How to Grow and Care
Crassulas are easy to grow, but they are susceptible to mealy bugs and fungal diseases. As with all succulents, overwatering is sure to be fatal, so err on the side of too dry rather than too wet. Never let your plant sit in water. If you water from beneath by letting the plant sit in a saucer of water, make sure to pour off any excess water after a few minutes.
These succulents are generally started by division, offsets or leaf cuttings. Crassulas can be easily propagated from a single leaf. Sprout leaves by placing them into a potting mix for succulents, then covering the dish until they sprout.
Repot as needed, preferably during the warm season. To repot your Crassula, make sure the soil is dry before repotting, then gently remove the pot. Knock away the old soil from the roots, making sure to remove any rotted or dead roots in the process.
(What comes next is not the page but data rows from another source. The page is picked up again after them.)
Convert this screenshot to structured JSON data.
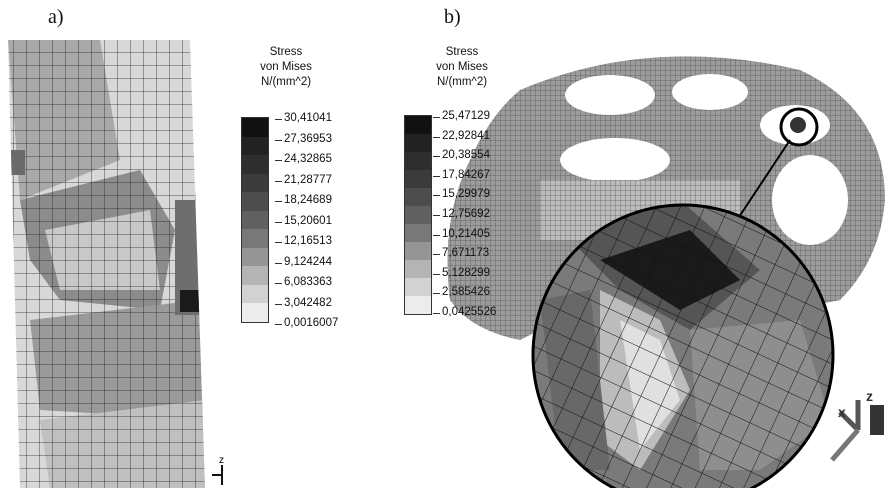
{
  "panel_a": {
    "label": "a)",
    "legend": {
      "title_lines": [
        "Stress",
        "von Mises",
        "N/(mm^2)"
      ],
      "values": [
        "30,41041",
        "27,36953",
        "24,32865",
        "21,28777",
        "18,24689",
        "15,20601",
        "12,16513",
        "9,124244",
        "6,083363",
        "3,042482",
        "0,0016007"
      ],
      "colors": [
        "#111111",
        "#222222",
        "#2e2e2e",
        "#3b3b3b",
        "#4d4d4d",
        "#606060",
        "#787878",
        "#959595",
        "#b4b4b4",
        "#d2d2d2",
        "#ececec"
      ]
    },
    "axis_label": "z"
  },
  "panel_b": {
    "label": "b)",
    "legend": {
      "title_lines": [
        "Stress",
        "von Mises",
        "N/(mm^2)"
      ],
      "values": [
        "25,47129",
        "22,92841",
        "20,38554",
        "17,84267",
        "15,29979",
        "12,75692",
        "10,21405",
        "7,671173",
        "5,128299",
        "2,585426",
        "0,0425526"
      ],
      "colors": [
        "#111111",
        "#222222",
        "#2e2e2e",
        "#3b3b3b",
        "#4d4d4d",
        "#606060",
        "#787878",
        "#959595",
        "#b4b4b4",
        "#d2d2d2",
        "#ececec"
      ]
    },
    "axis_labels": [
      "x",
      "z"
    ]
  }
}
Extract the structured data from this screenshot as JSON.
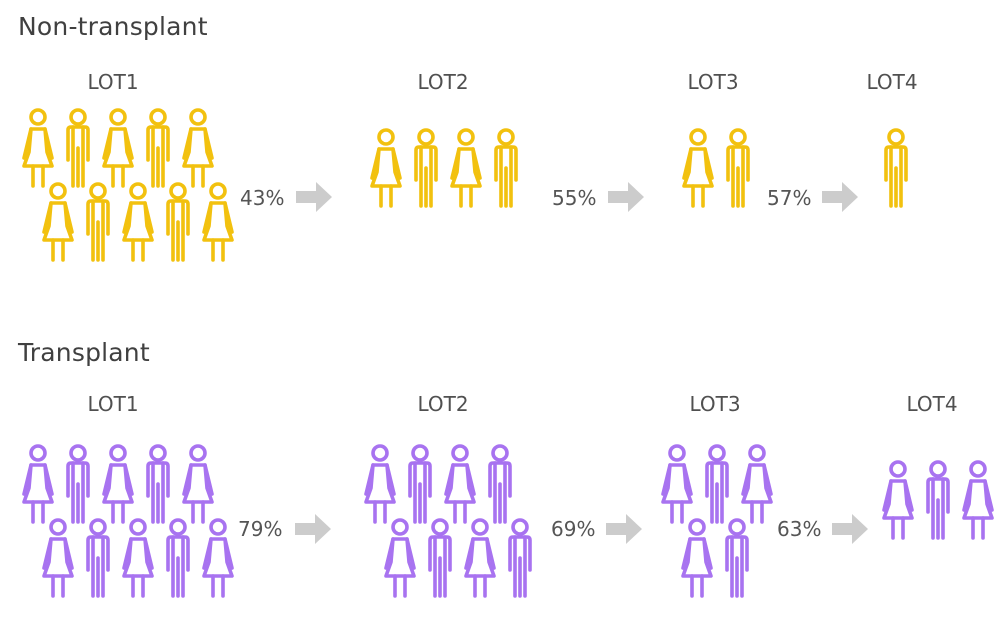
{
  "colors": {
    "non_transplant": "#F2C10F",
    "transplant": "#A873F0",
    "arrow": "#CCCCCC",
    "text": "#444444"
  },
  "sections": [
    {
      "title": "Non-transplant",
      "lots": [
        {
          "label": "LOT1",
          "figures": [
            "female",
            "male",
            "female",
            "male",
            "female",
            "female",
            "male",
            "female",
            "male",
            "female"
          ]
        },
        {
          "label": "LOT2",
          "figures": [
            "female",
            "male",
            "female",
            "male"
          ]
        },
        {
          "label": "LOT3",
          "figures": [
            "female",
            "male"
          ]
        },
        {
          "label": "LOT4",
          "figures": [
            "male"
          ]
        }
      ],
      "transitions": [
        "43%",
        "55%",
        "57%"
      ]
    },
    {
      "title": "Transplant",
      "lots": [
        {
          "label": "LOT1",
          "figures": [
            "female",
            "male",
            "female",
            "male",
            "female",
            "female",
            "male",
            "female",
            "male",
            "female"
          ]
        },
        {
          "label": "LOT2",
          "figures": [
            "female",
            "male",
            "female",
            "male",
            "female",
            "male",
            "female",
            "male"
          ]
        },
        {
          "label": "LOT3",
          "figures": [
            "female",
            "male",
            "female",
            "female",
            "male"
          ]
        },
        {
          "label": "LOT4",
          "figures": [
            "female",
            "male",
            "female"
          ]
        }
      ],
      "transitions": [
        "79%",
        "69%",
        "63%"
      ]
    }
  ]
}
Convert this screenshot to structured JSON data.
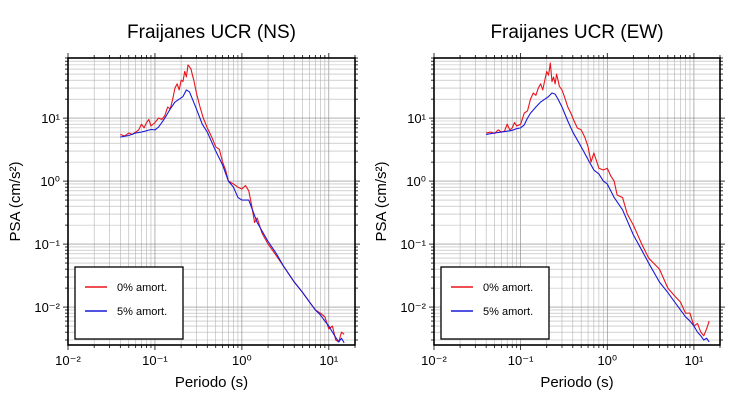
{
  "chart_data": [
    {
      "type": "line",
      "title": "Fraijanes UCR (NS)",
      "xlabel": "Periodo (s)",
      "ylabel": "PSA (cm/s²)",
      "xscale": "log",
      "yscale": "log",
      "xlim": [
        0.01,
        20
      ],
      "ylim": [
        0.0025,
        90
      ],
      "x_ticks": [
        "10⁻²",
        "10⁻¹",
        "10⁰",
        "10¹"
      ],
      "y_ticks": [
        "10⁻²",
        "10⁻¹",
        "10⁰",
        "10¹"
      ],
      "grid": true,
      "legend": "bottom-left",
      "series": [
        {
          "name": "0% amort.",
          "color": "#e8141c",
          "x": [
            0.04,
            0.045,
            0.05,
            0.055,
            0.06,
            0.065,
            0.07,
            0.075,
            0.08,
            0.085,
            0.09,
            0.1,
            0.11,
            0.12,
            0.13,
            0.14,
            0.15,
            0.16,
            0.17,
            0.18,
            0.19,
            0.2,
            0.21,
            0.22,
            0.23,
            0.24,
            0.25,
            0.26,
            0.27,
            0.28,
            0.3,
            0.33,
            0.36,
            0.4,
            0.45,
            0.5,
            0.55,
            0.6,
            0.65,
            0.7,
            0.8,
            0.9,
            1.0,
            1.1,
            1.2,
            1.3,
            1.4,
            1.5,
            1.7,
            2.0,
            2.5,
            3.0,
            4.0,
            5.0,
            6.0,
            7.0,
            8.0,
            9.0,
            10,
            11,
            12,
            13,
            14,
            15
          ],
          "y": [
            5.5,
            5.2,
            5.8,
            5.5,
            6.0,
            6.5,
            8.0,
            7.0,
            8.5,
            9.5,
            7.5,
            8.5,
            10,
            9.5,
            11,
            15,
            14,
            20,
            30,
            35,
            28,
            40,
            38,
            55,
            45,
            70,
            65,
            60,
            48,
            40,
            25,
            15,
            10,
            7,
            5,
            3.5,
            3.2,
            2.0,
            1.5,
            1.0,
            0.9,
            0.8,
            0.75,
            0.85,
            0.7,
            0.4,
            0.22,
            0.26,
            0.15,
            0.1,
            0.065,
            0.045,
            0.025,
            0.017,
            0.012,
            0.009,
            0.008,
            0.007,
            0.0045,
            0.005,
            0.003,
            0.0028,
            0.004,
            0.0037
          ]
        },
        {
          "name": "5% amort.",
          "color": "#1a1ad8",
          "x": [
            0.04,
            0.05,
            0.06,
            0.07,
            0.08,
            0.09,
            0.1,
            0.11,
            0.12,
            0.13,
            0.15,
            0.17,
            0.19,
            0.21,
            0.23,
            0.25,
            0.27,
            0.3,
            0.35,
            0.4,
            0.5,
            0.6,
            0.7,
            0.8,
            0.9,
            1.0,
            1.2,
            1.5,
            2.0,
            2.5,
            3.0,
            4.0,
            5.0,
            6.0,
            7.0,
            8.0,
            9.0,
            10,
            11,
            12,
            13,
            14,
            15
          ],
          "y": [
            5.0,
            5.3,
            5.8,
            6.0,
            6.3,
            6.6,
            6.5,
            7.2,
            8.5,
            10,
            14,
            18,
            20,
            22,
            28,
            26,
            20,
            14,
            8,
            6,
            3,
            1.8,
            1.0,
            0.8,
            0.55,
            0.5,
            0.5,
            0.22,
            0.11,
            0.07,
            0.045,
            0.025,
            0.017,
            0.012,
            0.009,
            0.0075,
            0.006,
            0.005,
            0.004,
            0.0033,
            0.0028,
            0.0032,
            0.0027
          ]
        }
      ]
    },
    {
      "type": "line",
      "title": "Fraijanes UCR (EW)",
      "xlabel": "Periodo (s)",
      "ylabel": "PSA (cm/s²)",
      "xscale": "log",
      "yscale": "log",
      "xlim": [
        0.01,
        20
      ],
      "ylim": [
        0.0025,
        90
      ],
      "x_ticks": [
        "10⁻²",
        "10⁻¹",
        "10⁰",
        "10¹"
      ],
      "y_ticks": [
        "10⁻²",
        "10⁻¹",
        "10⁰",
        "10¹"
      ],
      "grid": true,
      "legend": "bottom-left",
      "series": [
        {
          "name": "0% amort.",
          "color": "#e8141c",
          "x": [
            0.04,
            0.045,
            0.05,
            0.055,
            0.06,
            0.065,
            0.07,
            0.075,
            0.08,
            0.085,
            0.09,
            0.1,
            0.11,
            0.12,
            0.13,
            0.14,
            0.15,
            0.16,
            0.17,
            0.18,
            0.19,
            0.2,
            0.21,
            0.22,
            0.23,
            0.24,
            0.25,
            0.26,
            0.27,
            0.28,
            0.3,
            0.32,
            0.35,
            0.38,
            0.4,
            0.45,
            0.5,
            0.55,
            0.6,
            0.65,
            0.7,
            0.8,
            0.9,
            1.0,
            1.1,
            1.2,
            1.3,
            1.5,
            1.7,
            2.0,
            2.5,
            3.0,
            4.0,
            5.0,
            6.0,
            7.0,
            8.0,
            9.0,
            10,
            11,
            12,
            13,
            14,
            15
          ],
          "y": [
            5.8,
            6.0,
            5.7,
            6.5,
            6.0,
            6.2,
            8.0,
            6.5,
            7.0,
            8.5,
            7.5,
            8.0,
            12,
            13,
            20,
            25,
            23,
            30,
            35,
            28,
            40,
            55,
            48,
            75,
            38,
            45,
            35,
            50,
            40,
            32,
            28,
            22,
            15,
            12,
            10,
            7,
            6.5,
            5,
            3.5,
            2.0,
            2.8,
            1.6,
            1.5,
            1.6,
            1.2,
            1.0,
            0.6,
            0.55,
            0.3,
            0.2,
            0.1,
            0.06,
            0.04,
            0.02,
            0.015,
            0.012,
            0.008,
            0.008,
            0.005,
            0.0055,
            0.004,
            0.0035,
            0.0045,
            0.006
          ]
        },
        {
          "name": "5% amort.",
          "color": "#1a1ad8",
          "x": [
            0.04,
            0.05,
            0.06,
            0.07,
            0.08,
            0.09,
            0.1,
            0.11,
            0.12,
            0.13,
            0.15,
            0.17,
            0.19,
            0.21,
            0.23,
            0.25,
            0.27,
            0.3,
            0.35,
            0.4,
            0.5,
            0.6,
            0.7,
            0.8,
            0.9,
            1.0,
            1.2,
            1.5,
            2.0,
            2.5,
            3.0,
            4.0,
            5.0,
            6.0,
            7.0,
            8.0,
            9.0,
            10,
            11,
            12,
            13,
            14,
            15
          ],
          "y": [
            5.5,
            5.8,
            6.0,
            6.2,
            6.4,
            6.8,
            7.0,
            7.8,
            10,
            12,
            15,
            18,
            20,
            22,
            25,
            24,
            20,
            15,
            9,
            6,
            3.5,
            2.2,
            1.5,
            1.3,
            1.0,
            0.9,
            0.55,
            0.35,
            0.14,
            0.08,
            0.05,
            0.025,
            0.017,
            0.012,
            0.009,
            0.007,
            0.006,
            0.005,
            0.004,
            0.0035,
            0.003,
            0.0032,
            0.0028
          ]
        }
      ]
    }
  ]
}
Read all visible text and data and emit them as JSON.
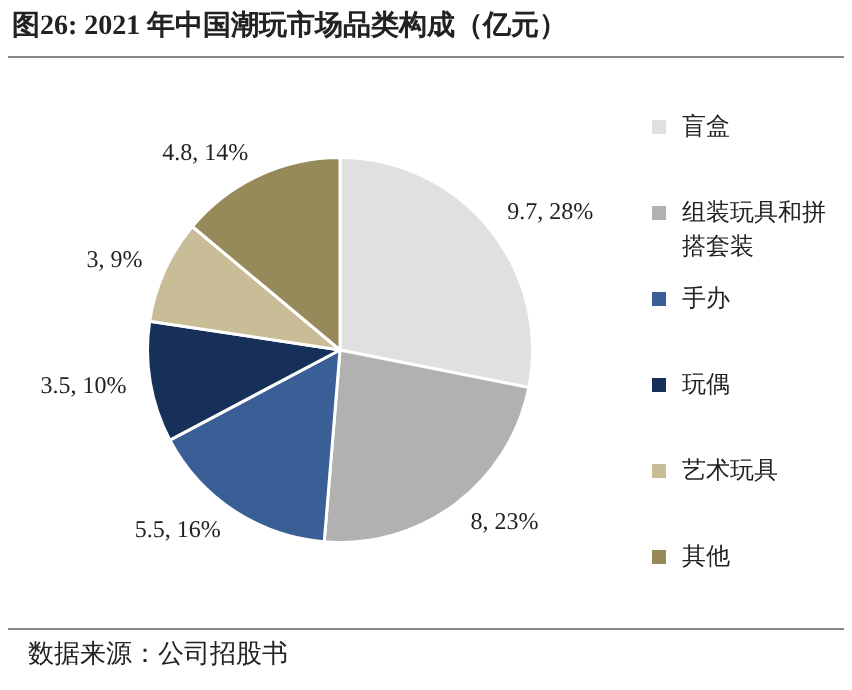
{
  "chart_data": {
    "type": "pie",
    "title": "图26:  2021 年中国潮玩市场品类构成（亿元）",
    "categories": [
      "盲盒",
      "组装玩具和拼搭套装",
      "手办",
      "玩偶",
      "艺术玩具",
      "其他"
    ],
    "values": [
      9.7,
      8,
      5.5,
      3.5,
      3,
      4.8
    ],
    "colors": [
      "#e0e0e0",
      "#b1b1b1",
      "#3a5f96",
      "#16305a",
      "#c9bd98",
      "#968b58"
    ],
    "value_labels": [
      "9.7, 28%",
      "8, 23%",
      "5.5, 16%",
      "3.5, 10%",
      "3, 9%",
      "4.8, 14%"
    ],
    "legend": "right",
    "annotations": [
      "数据来源：公司招股书"
    ]
  }
}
Treat any cuts with a fungicide. Place the plant in its new pot and backfill with potting soil, spreading the roots out as you repot. Leave the plant dry for a week or so, then begin to water lightly to reduce the risk of root rot.
Learn more at How to Grow and Care for Crassula.
Crassula barbata is native to South Africa (south-western Great Karoo to Prince Albert, also Victoria West in the Central Karoo).